Aug 11, 2011—Canadian hospital Hôtel-Dieu d'Amos reports that it is employing an RFID-enabled solution provided by Logi-D to help it manage its medical supplies. The hospital has not released information regarding the specific benefits that it achieves from using the system; however, according to Logi-D, the technology is expected to reduce activity related to nursing supply replenishment by 50 percent, and inventory levels by 20 percent.
In addition to automating replenishment orders for consumable medical supplies, the system helps the facility ensure that supplies do not expire before use. Since being installed in February 2011, the solution has been helping the hospital track approximately 1,400 items at any given time, according to Jacquelin Labonville, Hôtel-Dieu d'Amos' operating room head nurse.

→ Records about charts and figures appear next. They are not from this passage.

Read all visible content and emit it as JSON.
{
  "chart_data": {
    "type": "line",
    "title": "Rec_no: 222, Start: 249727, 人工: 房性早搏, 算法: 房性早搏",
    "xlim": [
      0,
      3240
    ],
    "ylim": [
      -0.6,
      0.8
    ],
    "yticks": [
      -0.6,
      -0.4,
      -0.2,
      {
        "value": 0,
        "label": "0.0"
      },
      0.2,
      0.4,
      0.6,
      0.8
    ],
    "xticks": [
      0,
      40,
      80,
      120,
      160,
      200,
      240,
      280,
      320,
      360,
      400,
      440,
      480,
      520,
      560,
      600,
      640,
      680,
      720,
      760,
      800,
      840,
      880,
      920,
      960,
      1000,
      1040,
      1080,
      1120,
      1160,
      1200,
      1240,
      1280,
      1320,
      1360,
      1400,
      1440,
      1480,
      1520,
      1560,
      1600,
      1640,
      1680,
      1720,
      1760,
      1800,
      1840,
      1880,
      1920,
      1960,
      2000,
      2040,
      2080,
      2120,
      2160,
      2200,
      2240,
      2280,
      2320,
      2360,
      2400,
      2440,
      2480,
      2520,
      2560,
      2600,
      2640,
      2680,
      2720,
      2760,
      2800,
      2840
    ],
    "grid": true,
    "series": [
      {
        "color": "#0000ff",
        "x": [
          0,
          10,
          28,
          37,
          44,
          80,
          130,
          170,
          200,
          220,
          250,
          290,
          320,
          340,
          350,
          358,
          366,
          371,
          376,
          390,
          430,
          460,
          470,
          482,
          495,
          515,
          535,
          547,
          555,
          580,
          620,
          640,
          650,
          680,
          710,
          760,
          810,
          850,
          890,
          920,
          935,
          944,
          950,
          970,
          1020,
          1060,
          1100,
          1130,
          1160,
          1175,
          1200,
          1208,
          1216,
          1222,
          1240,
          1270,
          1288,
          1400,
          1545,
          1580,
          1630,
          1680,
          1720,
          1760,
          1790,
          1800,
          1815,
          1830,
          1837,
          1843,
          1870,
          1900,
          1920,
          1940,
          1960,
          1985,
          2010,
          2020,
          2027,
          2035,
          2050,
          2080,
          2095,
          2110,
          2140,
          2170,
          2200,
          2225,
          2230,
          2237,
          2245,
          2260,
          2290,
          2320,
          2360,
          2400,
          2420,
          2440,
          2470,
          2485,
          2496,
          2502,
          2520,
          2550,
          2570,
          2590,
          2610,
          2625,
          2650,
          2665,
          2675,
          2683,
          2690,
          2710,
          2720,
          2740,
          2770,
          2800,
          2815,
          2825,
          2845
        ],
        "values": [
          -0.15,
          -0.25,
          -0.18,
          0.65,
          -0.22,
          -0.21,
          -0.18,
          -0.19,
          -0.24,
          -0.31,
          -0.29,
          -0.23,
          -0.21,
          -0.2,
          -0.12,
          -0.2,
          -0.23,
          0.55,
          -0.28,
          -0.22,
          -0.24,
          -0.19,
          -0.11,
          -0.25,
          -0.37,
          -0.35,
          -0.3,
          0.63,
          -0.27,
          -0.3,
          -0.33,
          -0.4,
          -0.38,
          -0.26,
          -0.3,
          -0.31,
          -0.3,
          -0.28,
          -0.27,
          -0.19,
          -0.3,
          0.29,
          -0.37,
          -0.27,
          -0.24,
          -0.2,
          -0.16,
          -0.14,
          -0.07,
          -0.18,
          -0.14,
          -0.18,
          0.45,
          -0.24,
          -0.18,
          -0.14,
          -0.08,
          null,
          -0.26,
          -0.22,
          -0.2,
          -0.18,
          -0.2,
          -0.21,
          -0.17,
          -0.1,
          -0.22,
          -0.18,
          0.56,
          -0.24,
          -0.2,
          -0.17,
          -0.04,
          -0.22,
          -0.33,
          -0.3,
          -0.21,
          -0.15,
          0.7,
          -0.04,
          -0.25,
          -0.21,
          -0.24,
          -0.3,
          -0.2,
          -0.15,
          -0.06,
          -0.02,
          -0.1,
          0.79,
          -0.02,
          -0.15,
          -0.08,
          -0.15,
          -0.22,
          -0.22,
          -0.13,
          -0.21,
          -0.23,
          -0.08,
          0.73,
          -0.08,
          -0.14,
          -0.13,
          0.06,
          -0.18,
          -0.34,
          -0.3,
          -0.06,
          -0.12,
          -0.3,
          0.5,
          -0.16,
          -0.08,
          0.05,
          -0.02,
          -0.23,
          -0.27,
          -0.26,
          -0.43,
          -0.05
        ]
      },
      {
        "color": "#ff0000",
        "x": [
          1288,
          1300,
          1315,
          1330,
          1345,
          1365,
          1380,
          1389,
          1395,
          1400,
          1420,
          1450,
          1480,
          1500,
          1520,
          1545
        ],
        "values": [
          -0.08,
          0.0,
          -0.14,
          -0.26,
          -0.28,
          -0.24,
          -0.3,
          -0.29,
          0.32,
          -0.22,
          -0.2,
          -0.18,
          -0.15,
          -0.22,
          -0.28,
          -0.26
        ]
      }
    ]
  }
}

Hôtel-Dieu d'Amos, a 96-bed hospital located in Quebec, sought a system to manage its usage and automate the replenishment of consumable medical supplies used by nurses and physicians. These include needles, gloves and approximately 1,400 different types of small items utilized in medical procedures, totaling about 8,000 objects.
The hospital's main objective is to reduce the amount of time that its staff spends managing inventory, ordering supplies and waiting for those goods to arrive after a bin has been emptied. Just as important is ensuring that supplies are used before reaching their expiration date.
Prior to the RFID installation, Hôtel-Dieu d'Amos employed a periodic automatic replenishment (PAR) inventory-management system to keep tabs on its inventory levels. Based on average usage, the facility established a targeted quantity of each item that must be kept on hand, in order to support daily operations for a certain number of days. In addition to observing targeted replenishment dates based on PAR levels, material-management personnel performed daily rounds to count the number of items consumed. This effort to ensure that no supplies ran out, however, often led to overstocking.